Она забыла об этом знакомстве сразу же, как Эдик-Эдуард исчез из виду. Взяла немного конфет, бросила в корзинку уже на пути к выходу плитку молочного шоколада, чтобы пополнить запас.

Там лежали еще две, но перестраховаться никогда не мешало.

Мама перестала сокрушаться по поводу количества сладкого, которое носила с собой в сумке младшая дочь, совсем недавно, когда Галя — после практики по физиологии, на которой и сама все наконец-то до конца поняла — объяснила, в чем причина.

Экстрасенсорными, или, как уже одиннадцать лет подряд говорили, психопрактическими способностями наделяли людей скопления особых клеток в мозгу. Клетки Телле назывались они по имени первооткрывателя, и чем крупнее были эти скопления, тем сильнее была категория способностей, которые они даровали.
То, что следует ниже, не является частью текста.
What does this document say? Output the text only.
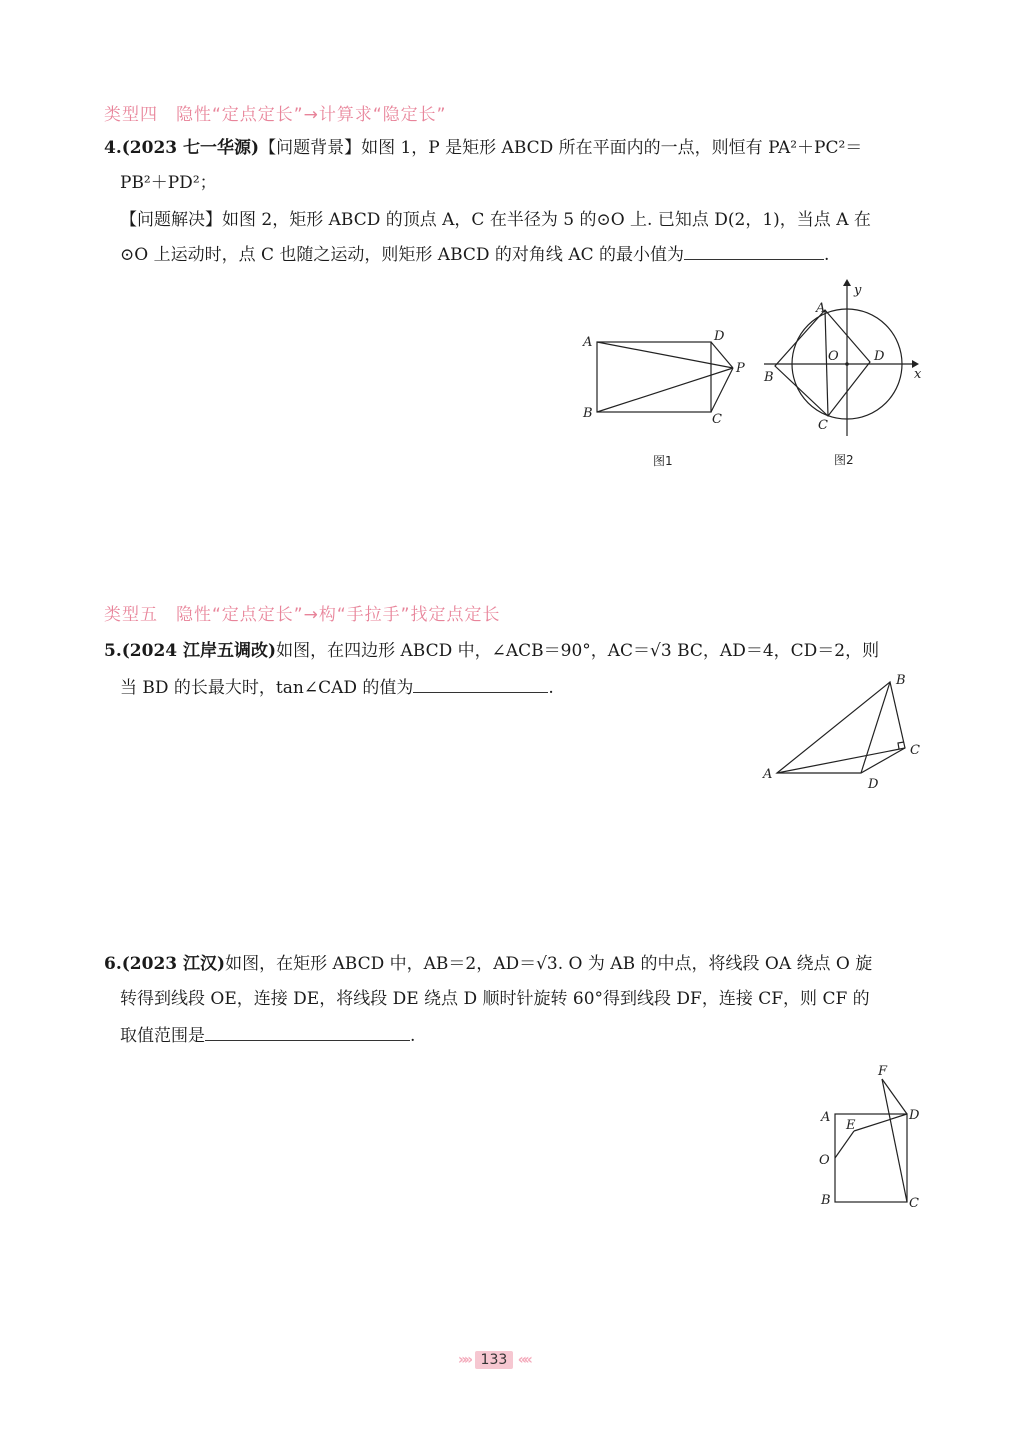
类型四　隐性“定点定长”→计算求“隐定长”
4.(2023 七一华源)【问题背景】如图 1，P 是矩形 ABCD 所在平面内的一点，则恒有 PA²＋PC²＝
PB²＋PD²；
【问题解决】如图 2，矩形 ABCD 的顶点 A，C 在半径为 5 的⊙O 上. 已知点 D(2，1)，当点 A 在
⊙O 上运动时，点 C 也随之运动，则矩形 ABCD 的对角线 AC 的最小值为	.
A
B	C
D
P
图1
A
B
C
D
O
x
y
图2
类型五　隐性“定点定长”→构“手拉手”找定点定长
5.(2024 江岸五调改)如图，在四边形 ABCD 中，∠ACB＝90°，AC＝√3 BC，AD＝4，CD＝2，则
当 BD 的长最大时，tan∠CAD 的值为	.
A
B
C
D
6.(2023 江汉)如图，在矩形 ABCD 中，AB＝2，AD＝√3. O 为 AB 的中点，将线段 OA 绕点 O 旋
转得到线段 OE，连接 DE，将线段 DE 绕点 D 顺时针旋转 60°得到线段 DF，连接 CF，则 CF 的
取值范围是	.
A
B	C
D
E
F
O
»» 133 ««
У Гали была пятая категория, и способности были сильными, но дело было даже не в этом. Она была некробиопсихологом — человеком, чей мозг умел настраиваться на частоту другого мозга и напрямую взаимодействовать с бессознательной частью человеческой психики. Она могла заглянуть в голову спящего и увидеть его сны. Она могла пробраться через лабиринты подавленных воспоминаний и узнать обо всех детских травмах, непрощенных обидах и комплексах вины. Она могла отыскать заблудившееся в темноте сознание человека, погруженного в кому, и вывести его оттуда — вернуть на свет.

Для того чтобы это делать, мозгу требовалось очень много сил.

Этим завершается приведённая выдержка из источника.